If you're trying to protect against malicious overwrites, then you need to use the OS-provided security principals and run process #2 in a different session with lesser credentials. If process #2 runs under the same security credentials as process #1, then it can perform any operation process #1 can perform (for example, by injecting code into process #1).

(On Windows, users are security principals and processes are not. Users are not the only level of restriction, for example User Access Control in Vista and later creates tokens corresponding to an administrative user both with and without the Administrators group membership)

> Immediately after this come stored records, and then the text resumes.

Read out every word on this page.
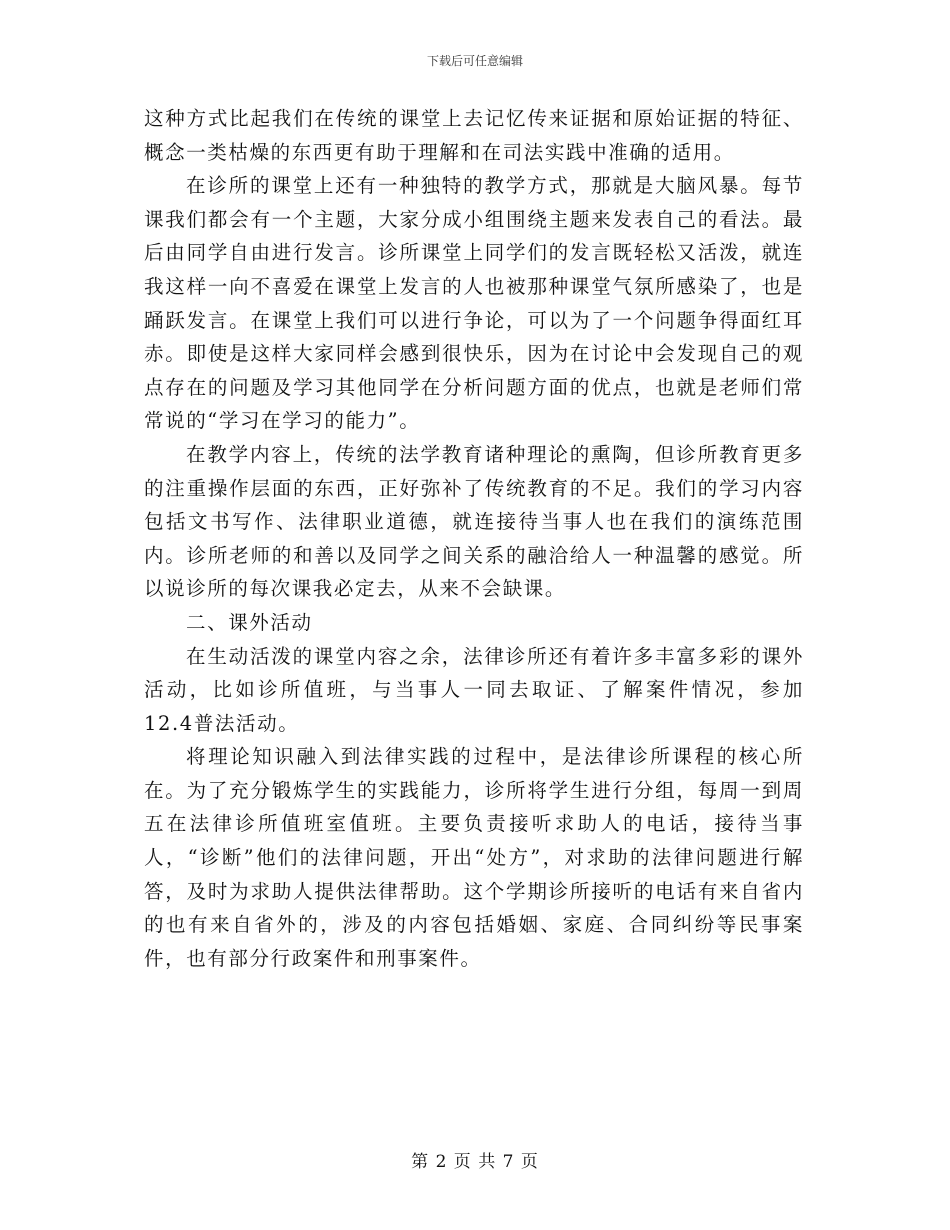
下载后可任意编辑

这种方式比起我们在传统的课堂上去记忆传来证据和原始证据的特征、概念一类枯燥的东西更有助于理解和在司法实践中准确的适用。

在诊所的课堂上还有一种独特的教学方式，那就是大脑风暴。每节课我们都会有一个主题，大家分成小组围绕主题来发表自己的看法。最后由同学自由进行发言。诊所课堂上同学们的发言既轻松又活泼，就连我这样一向不喜爱在课堂上发言的人也被那种课堂气氛所感染了，也是踊跃发言。在课堂上我们可以进行争论，可以为了一个问题争得面红耳赤。即使是这样大家同样会感到很快乐，因为在讨论中会发现自己的观点存在的问题及学习其他同学在分析问题方面的优点，也就是老师们常常说的“学习在学习的能力”。

在教学内容上，传统的法学教育诸种理论的熏陶，但诊所教育更多的注重操作层面的东西，正好弥补了传统教育的不足。我们的学习内容包括文书写作、法律职业道德，就连接待当事人也在我们的演练范围内。诊所老师的和善以及同学之间关系的融洽给人一种温馨的感觉。所以说诊所的每次课我必定去，从来不会缺课。

二、课外活动

在生动活泼的课堂内容之余，法律诊所还有着许多丰富多彩的课外活动，比如诊所值班，与当事人一同去取证、了解案件情况，参加12.4普法活动。

将理论知识融入到法律实践的过程中，是法律诊所课程的核心所在。为了充分锻炼学生的实践能力，诊所将学生进行分组，每周一到周五在法律诊所值班室值班。主要负责接听求助人的电话，接待当事人，“诊断”他们的法律问题，开出“处方”，对求助的法律问题进行解答，及时为求助人提供法律帮助。这个学期诊所接听的电话有来自省内的也有来自省外的，涉及的内容包括婚姻、家庭、合同纠纷等民事案件，也有部分行政案件和刑事案件。

第 2 页 共 7 页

Since you say process #1 doesn't need continuing write access, only one time, you could create the mapping, map it for write, then adjust the ACL using SetSecurityInfo so that future accesses cannot write.

Another possibility is to instead map a disk file, and open it with FILE_SHARE_READ (but not FILE_SHARE_WRITE) access from the first process.

But neither of these prevent process #2 from coercing process #1 to make changes on its behalf. Only using separate tokens can prevent coercion.

1
votes

You don't explain why you can't provide different arguments in each case, so I'm going to assume you don't know which process is the creator until you have the file open. In which case, you might want to try:

HANDLE h = OpenFileMapping(FILE_MAP_READ, /*args*/);
if (h) {
    v = MapViewOfFile(h, FILE_MAP_READ, 0, 0, 0);
} else {
    h = CreateFileMapping(INVALID_HANDLE_VALUE, NULL, PAGE_READWRITE, highSize, lowSize, L"uniquename");
    if (!h)
        FirePhotonTorpedoes();
    v = MapViewOfFile(handle, FILE_MAP_ALL_ACCESS, 0, 0, 0);
}
1
votes

The CreateFileMapping function allows you to set an ACL for the file mapping object. If you create an ACL that only allows read-only access, other processes should be unable to open the file mapping object with read-write access.

Typically, when creating an object, the permissions you assign don't apply to the handle you obtain during creation. However, I haven't tested this with CreateFileMapping in particular.

This only provides weak protection. A malicious process could change the permissions on the file mapping object, or inject code into the process that created the object.